でも私、クールなキャラってあんまり持ち合わせていない。スクールカースト上位時代は勝手にクールに仕立てあげられていた、という時はあったけど。。。


「良かった。こないだはもっとクールで、私のことにはあんまりかまわないでって感じが、何かチラチラしていて、ちょっと不安だったんだ。ホラ、僕って既に知られていると思うけど、そんなに女性とのコミュニケーション上手くないでしょ?」

――――女性とのコミュニケーションがうまくない??いやいやいや、ありえないんですけど。

「凄く上手いよ?感じがとてもいい」

「全然ダメなんだよ、慣れてないっつうか、慣れないし‥‥」

御謙遜!もういいって!

「普通に喋れてるよ」

普通以上に喋れているよ‥‥私なんてヤバイもん。ヤバイヤバイ‥‥



あれ?‥‥あのオフショルダーの子。。。もっと前歩いていたのに、何かいつの間にか近くなっている気がする。気のせいかな‥‥この距離だったら会話が聞こえちゃうかも。

こないだと違って一人で歩くあの子との距離感に少し違和感を覚えた。

「だから、角谷さんがクールじゃなくて良かった。フランクな人の方が僕にとってはありがたいんだ」

フランク‥‥にしかできない、多分。お嬢さまキャラなんて絶対無理だし。クールキャラでもないし。そんなクールキャラできるような優位性が今の私には何もない。

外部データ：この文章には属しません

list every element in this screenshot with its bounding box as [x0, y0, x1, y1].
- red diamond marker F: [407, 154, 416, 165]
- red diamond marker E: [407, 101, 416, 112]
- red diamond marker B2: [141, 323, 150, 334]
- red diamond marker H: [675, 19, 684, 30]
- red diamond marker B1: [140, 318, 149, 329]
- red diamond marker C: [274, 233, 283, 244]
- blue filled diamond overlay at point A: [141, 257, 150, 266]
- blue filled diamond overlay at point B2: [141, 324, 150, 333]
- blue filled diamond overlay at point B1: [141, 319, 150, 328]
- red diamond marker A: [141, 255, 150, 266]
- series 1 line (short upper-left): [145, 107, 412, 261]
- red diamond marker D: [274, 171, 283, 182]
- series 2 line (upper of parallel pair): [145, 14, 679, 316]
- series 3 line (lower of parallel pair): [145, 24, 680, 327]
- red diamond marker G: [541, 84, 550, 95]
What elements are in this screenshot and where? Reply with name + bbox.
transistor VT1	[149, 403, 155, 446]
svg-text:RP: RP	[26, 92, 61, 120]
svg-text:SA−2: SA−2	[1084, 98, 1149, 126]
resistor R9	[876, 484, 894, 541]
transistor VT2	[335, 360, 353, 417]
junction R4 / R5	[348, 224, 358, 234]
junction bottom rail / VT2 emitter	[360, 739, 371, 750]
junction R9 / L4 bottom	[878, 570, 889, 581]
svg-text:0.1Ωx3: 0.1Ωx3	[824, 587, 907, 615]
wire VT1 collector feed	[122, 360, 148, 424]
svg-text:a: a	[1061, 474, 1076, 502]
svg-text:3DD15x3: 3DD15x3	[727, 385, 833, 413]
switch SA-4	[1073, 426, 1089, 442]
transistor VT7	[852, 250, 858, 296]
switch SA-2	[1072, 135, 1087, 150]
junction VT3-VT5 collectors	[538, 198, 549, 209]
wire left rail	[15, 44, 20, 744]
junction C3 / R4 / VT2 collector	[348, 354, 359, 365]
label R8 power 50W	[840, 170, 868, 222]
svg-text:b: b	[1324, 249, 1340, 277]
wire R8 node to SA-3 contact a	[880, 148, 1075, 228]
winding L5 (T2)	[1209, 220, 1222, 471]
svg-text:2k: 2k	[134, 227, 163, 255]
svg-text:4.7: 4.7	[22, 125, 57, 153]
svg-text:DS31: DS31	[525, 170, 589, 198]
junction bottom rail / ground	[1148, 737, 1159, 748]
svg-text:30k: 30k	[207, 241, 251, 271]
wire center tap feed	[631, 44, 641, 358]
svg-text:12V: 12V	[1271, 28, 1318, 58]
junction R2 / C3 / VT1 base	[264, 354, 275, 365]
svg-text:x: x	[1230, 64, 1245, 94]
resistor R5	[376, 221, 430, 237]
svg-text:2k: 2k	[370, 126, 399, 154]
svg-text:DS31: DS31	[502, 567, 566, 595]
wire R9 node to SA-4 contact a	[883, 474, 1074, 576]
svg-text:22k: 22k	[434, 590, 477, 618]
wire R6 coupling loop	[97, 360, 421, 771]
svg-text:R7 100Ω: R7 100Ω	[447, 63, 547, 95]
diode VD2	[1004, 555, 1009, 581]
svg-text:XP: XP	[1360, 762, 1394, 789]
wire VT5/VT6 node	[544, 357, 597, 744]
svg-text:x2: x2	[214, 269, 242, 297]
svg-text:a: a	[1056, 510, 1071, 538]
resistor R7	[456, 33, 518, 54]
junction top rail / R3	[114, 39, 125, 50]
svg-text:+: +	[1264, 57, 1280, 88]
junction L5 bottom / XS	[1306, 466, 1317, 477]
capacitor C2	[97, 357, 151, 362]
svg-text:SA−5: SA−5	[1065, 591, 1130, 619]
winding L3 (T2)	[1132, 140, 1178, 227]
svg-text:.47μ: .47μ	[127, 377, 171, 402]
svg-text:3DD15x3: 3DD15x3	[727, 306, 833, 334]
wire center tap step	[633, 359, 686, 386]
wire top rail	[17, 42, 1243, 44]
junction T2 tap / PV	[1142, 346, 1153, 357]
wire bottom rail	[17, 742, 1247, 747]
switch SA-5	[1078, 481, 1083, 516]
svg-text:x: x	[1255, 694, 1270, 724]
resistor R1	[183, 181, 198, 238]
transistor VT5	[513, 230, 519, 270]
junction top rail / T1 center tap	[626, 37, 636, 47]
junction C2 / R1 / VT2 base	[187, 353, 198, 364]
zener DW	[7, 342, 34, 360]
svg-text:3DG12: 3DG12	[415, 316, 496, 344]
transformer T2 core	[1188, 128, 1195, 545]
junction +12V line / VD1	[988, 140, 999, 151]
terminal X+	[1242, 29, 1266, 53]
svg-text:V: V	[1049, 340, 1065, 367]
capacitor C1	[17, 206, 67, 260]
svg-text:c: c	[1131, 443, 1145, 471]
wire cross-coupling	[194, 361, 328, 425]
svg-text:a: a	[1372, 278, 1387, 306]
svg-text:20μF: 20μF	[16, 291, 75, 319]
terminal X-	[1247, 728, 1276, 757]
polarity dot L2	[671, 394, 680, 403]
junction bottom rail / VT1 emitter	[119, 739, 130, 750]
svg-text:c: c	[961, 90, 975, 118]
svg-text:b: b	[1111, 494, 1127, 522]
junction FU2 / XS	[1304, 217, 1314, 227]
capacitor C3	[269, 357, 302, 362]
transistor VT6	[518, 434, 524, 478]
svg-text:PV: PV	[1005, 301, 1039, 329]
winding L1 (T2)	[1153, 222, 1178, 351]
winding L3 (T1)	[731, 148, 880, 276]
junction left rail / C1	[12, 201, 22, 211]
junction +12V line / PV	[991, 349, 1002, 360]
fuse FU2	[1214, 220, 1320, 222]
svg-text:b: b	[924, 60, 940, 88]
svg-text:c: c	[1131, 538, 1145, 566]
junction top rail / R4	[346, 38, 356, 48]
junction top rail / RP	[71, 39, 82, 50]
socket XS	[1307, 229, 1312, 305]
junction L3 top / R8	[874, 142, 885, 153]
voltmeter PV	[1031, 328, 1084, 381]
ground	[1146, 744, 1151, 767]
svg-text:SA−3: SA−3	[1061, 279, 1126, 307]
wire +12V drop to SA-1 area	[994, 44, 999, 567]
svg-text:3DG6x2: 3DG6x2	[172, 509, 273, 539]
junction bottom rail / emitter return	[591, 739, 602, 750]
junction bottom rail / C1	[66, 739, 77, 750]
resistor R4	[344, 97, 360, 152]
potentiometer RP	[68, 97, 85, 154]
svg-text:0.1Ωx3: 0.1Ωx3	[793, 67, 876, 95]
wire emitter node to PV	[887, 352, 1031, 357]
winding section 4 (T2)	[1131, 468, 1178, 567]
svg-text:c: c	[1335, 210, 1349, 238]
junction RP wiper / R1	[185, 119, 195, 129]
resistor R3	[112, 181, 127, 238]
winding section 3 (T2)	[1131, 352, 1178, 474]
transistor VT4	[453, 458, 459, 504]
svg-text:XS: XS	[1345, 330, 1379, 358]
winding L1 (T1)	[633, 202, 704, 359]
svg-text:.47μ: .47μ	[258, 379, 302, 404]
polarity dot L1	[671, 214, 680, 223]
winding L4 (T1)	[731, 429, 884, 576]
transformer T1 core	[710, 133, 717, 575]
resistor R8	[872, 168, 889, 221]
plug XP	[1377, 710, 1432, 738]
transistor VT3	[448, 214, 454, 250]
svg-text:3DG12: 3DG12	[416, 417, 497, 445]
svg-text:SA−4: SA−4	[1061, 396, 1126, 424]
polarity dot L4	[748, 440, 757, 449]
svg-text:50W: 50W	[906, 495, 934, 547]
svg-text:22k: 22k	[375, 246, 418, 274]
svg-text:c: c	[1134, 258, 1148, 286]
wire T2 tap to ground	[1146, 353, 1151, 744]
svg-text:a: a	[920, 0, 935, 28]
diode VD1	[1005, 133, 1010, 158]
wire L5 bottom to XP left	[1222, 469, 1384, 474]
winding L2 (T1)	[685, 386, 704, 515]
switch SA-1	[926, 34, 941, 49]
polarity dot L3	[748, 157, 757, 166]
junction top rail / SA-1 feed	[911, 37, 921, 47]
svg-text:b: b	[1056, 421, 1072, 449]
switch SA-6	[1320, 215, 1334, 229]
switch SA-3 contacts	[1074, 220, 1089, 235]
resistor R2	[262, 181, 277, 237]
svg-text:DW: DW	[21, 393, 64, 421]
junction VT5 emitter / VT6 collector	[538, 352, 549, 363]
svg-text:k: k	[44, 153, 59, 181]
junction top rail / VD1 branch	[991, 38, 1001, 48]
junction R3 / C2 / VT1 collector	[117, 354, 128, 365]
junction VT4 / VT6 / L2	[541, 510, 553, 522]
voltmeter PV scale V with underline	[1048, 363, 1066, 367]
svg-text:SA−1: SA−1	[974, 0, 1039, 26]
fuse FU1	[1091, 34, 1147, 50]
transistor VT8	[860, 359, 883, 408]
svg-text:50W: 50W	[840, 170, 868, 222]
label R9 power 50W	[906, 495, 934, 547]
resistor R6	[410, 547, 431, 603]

それになんか、私の中の、日常的な私ってこんな感じ、を肯定された気分になって、、、じわーっと、けど凄く大きな喜びが込み上げてきた。また一つ心を温かくしてくれた。



――――配当もらえちゃったかな。



江崎君、この人のイケメンさは、自分だけの少女漫画的な王子様、なんかじゃないんだ。私だけに、じゃないかもしれない。けど、確実に周囲を優しく温かい気持ちにさせてくれるイケメンさ、なんだ。


もっと私のこと、分かって欲しいなあ。もっと知って欲しい。もっともっと‥‥それを望めば、私だけをもっと温かくして、となる。それはきっと違うんだ。

けど今は、この配当でもって、私の繰越剰余愛マイナスを、少しでもプラスにするんだ。



そうしたら‥‥ひょっとしたら‥‥衝突安全ブレーキレスな私でも、大丈夫だったりするのかな。